Measuring performance: need to know

by Jan Hills 10 Jun 2008
by Jan Hills 10 Jun 2008

Describe the key factors used to measure employee performance – formally and informally.

Most businesses will have formal, business specific, measurement criteria that are linked to the company’s key indicators and business goals – you will probably be aware of how your company is measuring performance in this respect.

Formal measures will constitute part of the performance management process and will be more or less specific, depending on the company, but they might include things such as customer satisfaction in an external facing role, or run rates in a factory. An HR person needs to know and understand these key measures, to ensure that they understand individual and team performance

But HR is naive if it believes that all performance is judged against the formal measures – it’s also vital for HR people to understand the informal criteria that managers might use.

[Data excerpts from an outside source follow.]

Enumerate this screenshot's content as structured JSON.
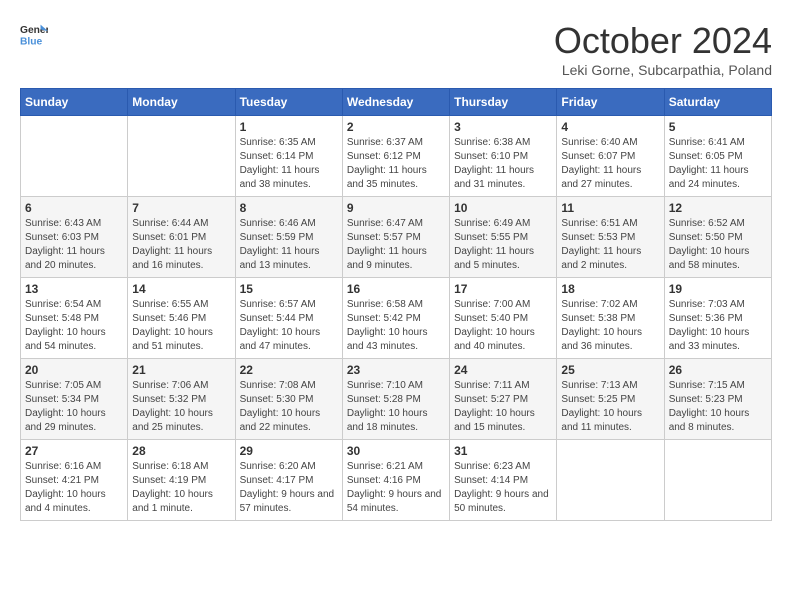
{
  "header": {
    "logo_line1": "General",
    "logo_line2": "Blue",
    "month_title": "October 2024",
    "subtitle": "Leki Gorne, Subcarpathia, Poland"
  },
  "days_of_week": [
    "Sunday",
    "Monday",
    "Tuesday",
    "Wednesday",
    "Thursday",
    "Friday",
    "Saturday"
  ],
  "weeks": [
    [
      {
        "day": "",
        "detail": ""
      },
      {
        "day": "",
        "detail": ""
      },
      {
        "day": "1",
        "detail": "Sunrise: 6:35 AM\nSunset: 6:14 PM\nDaylight: 11 hours and 38 minutes."
      },
      {
        "day": "2",
        "detail": "Sunrise: 6:37 AM\nSunset: 6:12 PM\nDaylight: 11 hours and 35 minutes."
      },
      {
        "day": "3",
        "detail": "Sunrise: 6:38 AM\nSunset: 6:10 PM\nDaylight: 11 hours and 31 minutes."
      },
      {
        "day": "4",
        "detail": "Sunrise: 6:40 AM\nSunset: 6:07 PM\nDaylight: 11 hours and 27 minutes."
      },
      {
        "day": "5",
        "detail": "Sunrise: 6:41 AM\nSunset: 6:05 PM\nDaylight: 11 hours and 24 minutes."
      }
    ],
    [
      {
        "day": "6",
        "detail": "Sunrise: 6:43 AM\nSunset: 6:03 PM\nDaylight: 11 hours and 20 minutes."
      },
      {
        "day": "7",
        "detail": "Sunrise: 6:44 AM\nSunset: 6:01 PM\nDaylight: 11 hours and 16 minutes."
      },
      {
        "day": "8",
        "detail": "Sunrise: 6:46 AM\nSunset: 5:59 PM\nDaylight: 11 hours and 13 minutes."
      },
      {
        "day": "9",
        "detail": "Sunrise: 6:47 AM\nSunset: 5:57 PM\nDaylight: 11 hours and 9 minutes."
      },
      {
        "day": "10",
        "detail": "Sunrise: 6:49 AM\nSunset: 5:55 PM\nDaylight: 11 hours and 5 minutes."
      },
      {
        "day": "11",
        "detail": "Sunrise: 6:51 AM\nSunset: 5:53 PM\nDaylight: 11 hours and 2 minutes."
      },
      {
        "day": "12",
        "detail": "Sunrise: 6:52 AM\nSunset: 5:50 PM\nDaylight: 10 hours and 58 minutes."
      }
    ],
    [
      {
        "day": "13",
        "detail": "Sunrise: 6:54 AM\nSunset: 5:48 PM\nDaylight: 10 hours and 54 minutes."
      },
      {
        "day": "14",
        "detail": "Sunrise: 6:55 AM\nSunset: 5:46 PM\nDaylight: 10 hours and 51 minutes."
      },
      {
        "day": "15",
        "detail": "Sunrise: 6:57 AM\nSunset: 5:44 PM\nDaylight: 10 hours and 47 minutes."
      },
      {
        "day": "16",
        "detail": "Sunrise: 6:58 AM\nSunset: 5:42 PM\nDaylight: 10 hours and 43 minutes."
      },
      {
        "day": "17",
        "detail": "Sunrise: 7:00 AM\nSunset: 5:40 PM\nDaylight: 10 hours and 40 minutes."
      },
      {
        "day": "18",
        "detail": "Sunrise: 7:02 AM\nSunset: 5:38 PM\nDaylight: 10 hours and 36 minutes."
      },
      {
        "day": "19",
        "detail": "Sunrise: 7:03 AM\nSunset: 5:36 PM\nDaylight: 10 hours and 33 minutes."
      }
    ],
    [
      {
        "day": "20",
        "detail": "Sunrise: 7:05 AM\nSunset: 5:34 PM\nDaylight: 10 hours and 29 minutes."
      },
      {
        "day": "21",
        "detail": "Sunrise: 7:06 AM\nSunset: 5:32 PM\nDaylight: 10 hours and 25 minutes."
      },
      {
        "day": "22",
        "detail": "Sunrise: 7:08 AM\nSunset: 5:30 PM\nDaylight: 10 hours and 22 minutes."
      },
      {
        "day": "23",
        "detail": "Sunrise: 7:10 AM\nSunset: 5:28 PM\nDaylight: 10 hours and 18 minutes."
      },
      {
        "day": "24",
        "detail": "Sunrise: 7:11 AM\nSunset: 5:27 PM\nDaylight: 10 hours and 15 minutes."
      },
      {
        "day": "25",
        "detail": "Sunrise: 7:13 AM\nSunset: 5:25 PM\nDaylight: 10 hours and 11 minutes."
      },
      {
        "day": "26",
        "detail": "Sunrise: 7:15 AM\nSunset: 5:23 PM\nDaylight: 10 hours and 8 minutes."
      }
    ],
    [
      {
        "day": "27",
        "detail": "Sunrise: 6:16 AM\nSunset: 4:21 PM\nDaylight: 10 hours and 4 minutes."
      },
      {
        "day": "28",
        "detail": "Sunrise: 6:18 AM\nSunset: 4:19 PM\nDaylight: 10 hours and 1 minute."
      },
      {
        "day": "29",
        "detail": "Sunrise: 6:20 AM\nSunset: 4:17 PM\nDaylight: 9 hours and 57 minutes."
      },
      {
        "day": "30",
        "detail": "Sunrise: 6:21 AM\nSunset: 4:16 PM\nDaylight: 9 hours and 54 minutes."
      },
      {
        "day": "31",
        "detail": "Sunrise: 6:23 AM\nSunset: 4:14 PM\nDaylight: 9 hours and 50 minutes."
      },
      {
        "day": "",
        "detail": ""
      },
      {
        "day": "",
        "detail": ""
      }
    ]
  ]
}
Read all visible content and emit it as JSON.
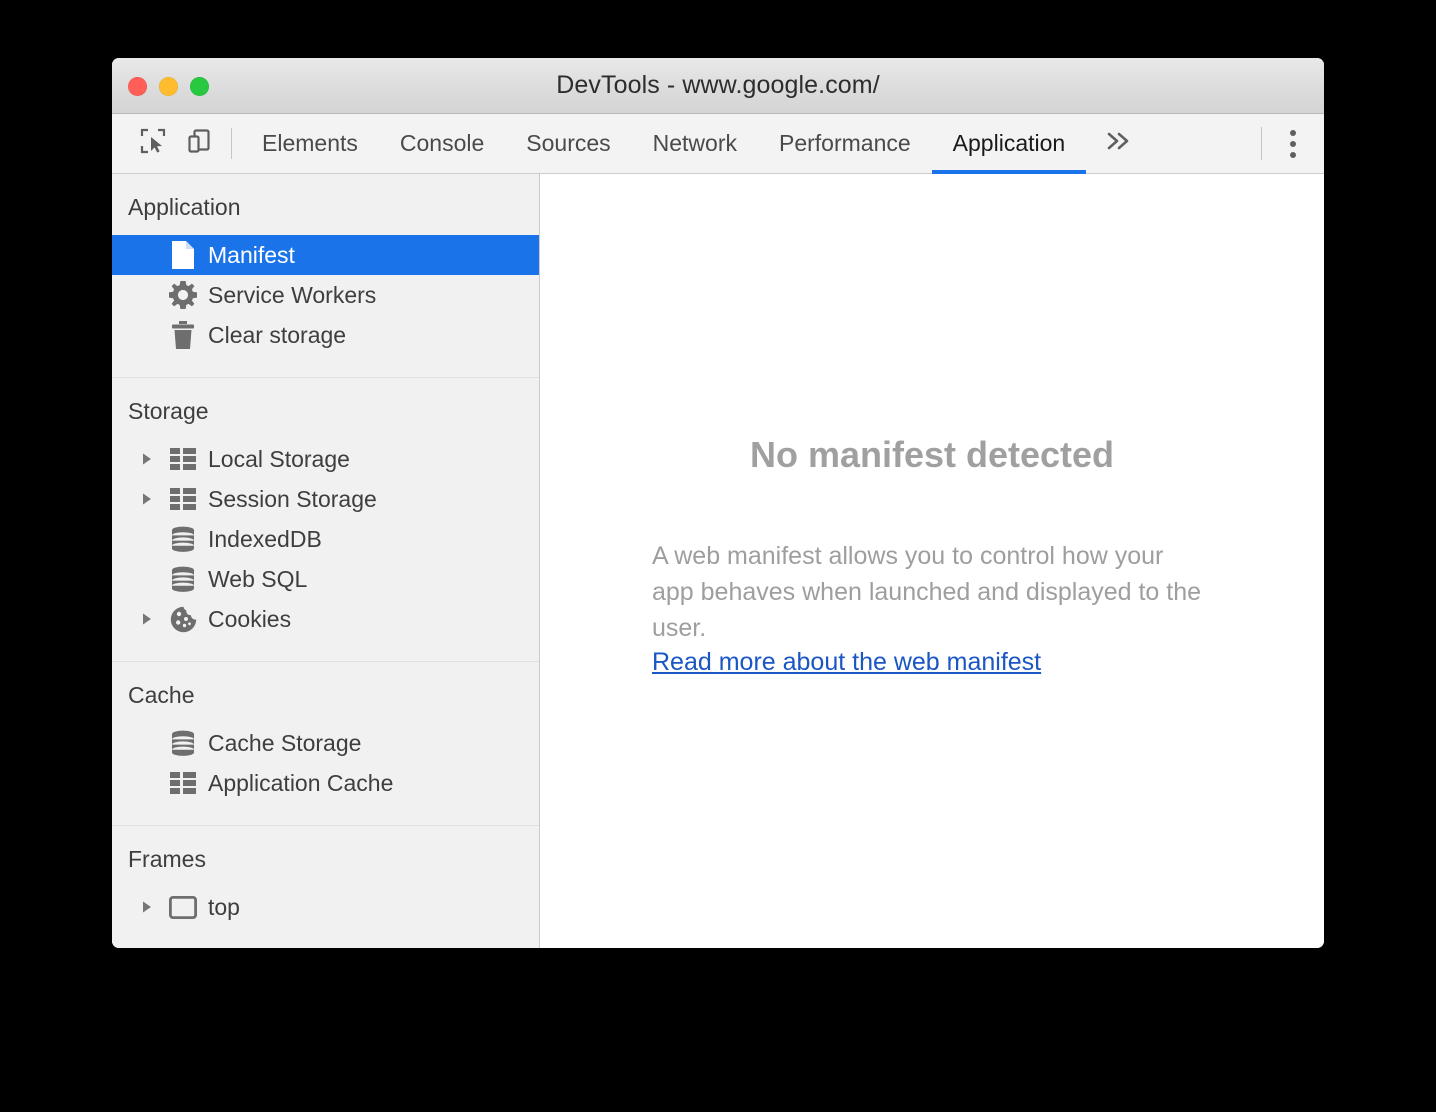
{
  "window": {
    "title": "DevTools - www.google.com/",
    "traffic_lights": [
      {
        "name": "close",
        "color": "#FF5F57"
      },
      {
        "name": "minimize",
        "color": "#FEBC2E"
      },
      {
        "name": "zoom",
        "color": "#28C840"
      }
    ]
  },
  "toolbar": {
    "inspect_icon": "inspect-element-icon",
    "device_toggle_icon": "device-toolbar-icon",
    "more_tabs_label": "»",
    "more_options_icon": "kebab-menu-icon"
  },
  "tabs": [
    {
      "label": "Elements",
      "selected": false
    },
    {
      "label": "Console",
      "selected": false
    },
    {
      "label": "Sources",
      "selected": false
    },
    {
      "label": "Network",
      "selected": false
    },
    {
      "label": "Performance",
      "selected": false
    },
    {
      "label": "Application",
      "selected": true
    }
  ],
  "sidebar": {
    "sections": [
      {
        "title": "Application",
        "items": [
          {
            "label": "Manifest",
            "icon": "page-file-icon",
            "selected": true,
            "twisty": false
          },
          {
            "label": "Service Workers",
            "icon": "gear-icon",
            "selected": false,
            "twisty": false
          },
          {
            "label": "Clear storage",
            "icon": "trash-icon",
            "selected": false,
            "twisty": false
          }
        ]
      },
      {
        "title": "Storage",
        "items": [
          {
            "label": "Local Storage",
            "icon": "table-grid-icon",
            "selected": false,
            "twisty": true
          },
          {
            "label": "Session Storage",
            "icon": "table-grid-icon",
            "selected": false,
            "twisty": true
          },
          {
            "label": "IndexedDB",
            "icon": "database-icon",
            "selected": false,
            "twisty": false
          },
          {
            "label": "Web SQL",
            "icon": "database-icon",
            "selected": false,
            "twisty": false
          },
          {
            "label": "Cookies",
            "icon": "cookie-icon",
            "selected": false,
            "twisty": true
          }
        ]
      },
      {
        "title": "Cache",
        "items": [
          {
            "label": "Cache Storage",
            "icon": "database-icon",
            "selected": false,
            "twisty": false
          },
          {
            "label": "Application Cache",
            "icon": "table-grid-icon",
            "selected": false,
            "twisty": false
          }
        ]
      },
      {
        "title": "Frames",
        "items": [
          {
            "label": "top",
            "icon": "frame-icon",
            "selected": false,
            "twisty": true
          }
        ]
      }
    ]
  },
  "main": {
    "empty_title": "No manifest detected",
    "empty_description": "A web manifest allows you to control how your app behaves when launched and displayed to the user.",
    "link_label": "Read more about the web manifest"
  },
  "colors": {
    "selection_blue": "#1A73E8",
    "link_blue": "#1A56C4",
    "sidebar_bg": "#F1F1F1",
    "tabbar_bg": "#F3F3F3",
    "icon_gray": "#6E6E6E",
    "muted_text": "#9E9E9E"
  }
}
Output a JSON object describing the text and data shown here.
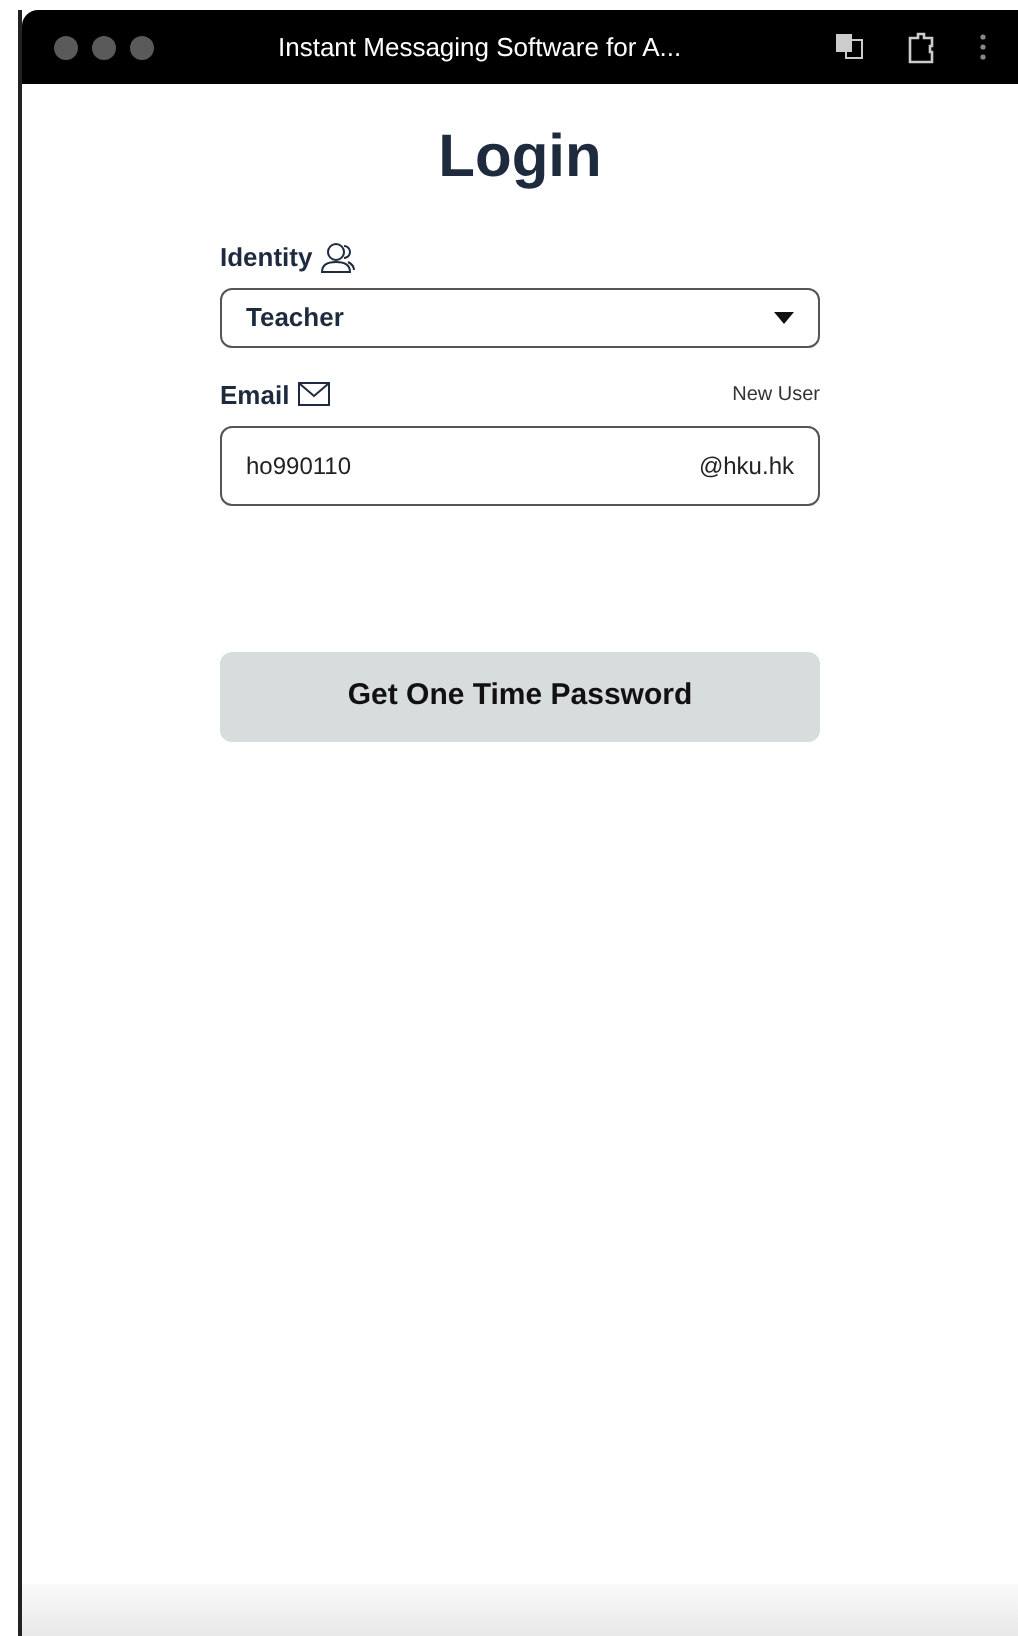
{
  "window": {
    "title": "Instant Messaging Software for A..."
  },
  "heading": "Login",
  "identity": {
    "label": "Identity",
    "value": "Teacher"
  },
  "email": {
    "label": "Email",
    "link": "New User",
    "value": "ho990110",
    "suffix": "@hku.hk"
  },
  "button": "Get One Time Password"
}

Informal measures are often more important in terms of people being promoted or rewarded and so we should ask questions like: What would someone get praised for in your organisation? What would someone be criticised for? We also need to understand how these informal measures are implied in the formal process ‘yes they’re good at meeting targets but they’re difficult to get on with’, or ‘yes they’re a good contributor but they’re always late to meetings’.

If someone has met all of his or her targets but is difficult to work with in one way or another, people are likely to start looking at their relationship with customers or other traits that they might display, and weave this into the formal review.

Informal measures make the review process difficult to manage, as different managers are likely to use different informal measures. HR needs to be good at spotting these measures by both observing how people talk about employees in terms of performance, and by asking good questions.

You will find that if you have a manager who particularly applies informal measures you will have employees who are cynical about the performance management process, or in the worst cases you might see increased grievances from staff who thought that they were doing the right things and displaying the right behaviours and yet weren’t rewarded for them.

Informal measures are often overlooked when we talk about what HR people need to know, because the strategic advice about knowing the business can ignore the informal influences, but if you miss them, you risk getting tripped up.

Understanding the informal measures your business uses will enable you to know what is really going on. Use that knowledge to challenge behaviour that’s bad for business and use your influence more intelligently by looking at what’s really happening, rather than just at the theory of what should be happening.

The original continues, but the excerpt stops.